The y-intercept of a graph is the point where the graph crosses the y-axis. Unlike x-intercepts, we find the y-intercept by setting \(x = 0\) and solving for \(y\). This process effectively tells us where the graph meets the y-axis by providing the y-coordinate of the intercept.

In the context of quadratic equations, like the example of \(y = x^2 + x - 2\), finding the y-intercept involves a simple calculation. Substitute \(x = 0\) into the equation and solve explicitly for \(y\).

For our specific problem, substituting gives: \(y = 0^2 + 0 - 2 = -2\). Therefore, the graph intersects the y-axis at the point \((0, -2)\). This means the y-intercept is \(-2\), establishing its location on the vertical axis.

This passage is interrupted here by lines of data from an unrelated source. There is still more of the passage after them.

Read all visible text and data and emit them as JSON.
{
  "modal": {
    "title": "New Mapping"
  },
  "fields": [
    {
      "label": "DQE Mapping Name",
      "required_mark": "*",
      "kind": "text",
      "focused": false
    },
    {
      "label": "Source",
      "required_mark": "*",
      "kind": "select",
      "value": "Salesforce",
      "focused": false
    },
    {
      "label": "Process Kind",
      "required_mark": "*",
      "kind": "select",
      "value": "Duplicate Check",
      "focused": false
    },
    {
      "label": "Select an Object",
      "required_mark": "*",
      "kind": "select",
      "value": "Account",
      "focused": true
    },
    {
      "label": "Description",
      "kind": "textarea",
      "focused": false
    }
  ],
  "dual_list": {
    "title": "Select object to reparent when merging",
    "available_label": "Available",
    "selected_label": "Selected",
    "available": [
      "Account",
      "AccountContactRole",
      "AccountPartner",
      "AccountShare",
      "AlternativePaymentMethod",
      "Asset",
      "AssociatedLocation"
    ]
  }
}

Factoring quadratic equations is an algebraic method used to solve equations of the form \(ax^2 + bx + c = 0\). It transforms the quadratic expression into a product of two binomials. This is especially useful for finding solutions to equations, helping to identify x-intercepts.

When factoring, we aim to break down the expression into two simpler expressions such that their product gives back the original quadratic equation. For the equation \(x^2 + x - 2 = 0\), factoring involves finding two numbers whose product is equal to \(-2\) (the constant term) and whose sum is \(1\) (the coefficient of \(x\)).

This results in the factors being \((x - 1)(x + 2)\). These factors give us clues to solve the equation by setting each equal to zero: \(x - 1 = 0\) or \(x + 2 = 0\). Solving these, we find \(x = 1\) and \(x = -2\). Thus, factoring allows us to determine the x-intercepts of the quadratic function efficiently and clearly.